Why does my challah always split like this?

by nw0428

9 Comments

  1. Any advice on how to fix my challah that splits at the seams?

    Recipe:

    600 g bread flour

    235 grams hot water = 1 cup

    1 Tbsp yeast

    80 g neutral oil

    7 yolks ~ 115 g

    10g salt

    55g sugar

    Bloom yeast in hot water

    Combine dry ingredients

    Mix wet well (I emulsify the wet)

    Mix wet and dry, cover and let rise in an oven with the light on 90 minutes or till doubled

    Punch down dough, divide in 6, roll to snakes 18″ long.

    Braid, cover & proof 30 minutes in oven with light on. Preheat oven to 350

    Egg wash, sesame seeds and finishing salt.

    Bake at 350 25-35 minutes till internal temp is at least 160ºf (still figuring out the best temp to pull it at given carryover cooking)

  2. endigochild

    Do you have OCD? Cause all I see is a beautiful loaf.

  3. It’s a little underproved.
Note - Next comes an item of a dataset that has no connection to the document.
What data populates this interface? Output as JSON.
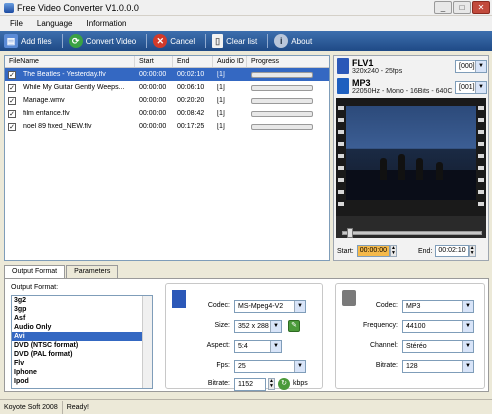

Probably just needs 5-10 more minutes after shaping/braiding.

  4. Svarasaurus

    This is totally normal (and the exposed bits are my favorite parts). People taking pictures for social media like to paint a second layer of egg wash once it’s expanded for some reason, maybe that’s what you’re looking for?

  5. Generally there are two things that will make challah split like this:
    1. Underproofed
    2. Braided too tightly

    Yours may be braided too tight, can’t tell from the picture; but 30 mins is indeed insufficient for second rise as many have already said. I’d double it, personally, proof it for an hour for second rise

  6. Try braiding looser. You aren’t braiding hair or tying a knot. Those strands are going to expand and they’ll do it after the egg wash and crust are set from the heat. Leave a little wiggle room in there so that as they continue to expand they don’t pull the crust away from itself.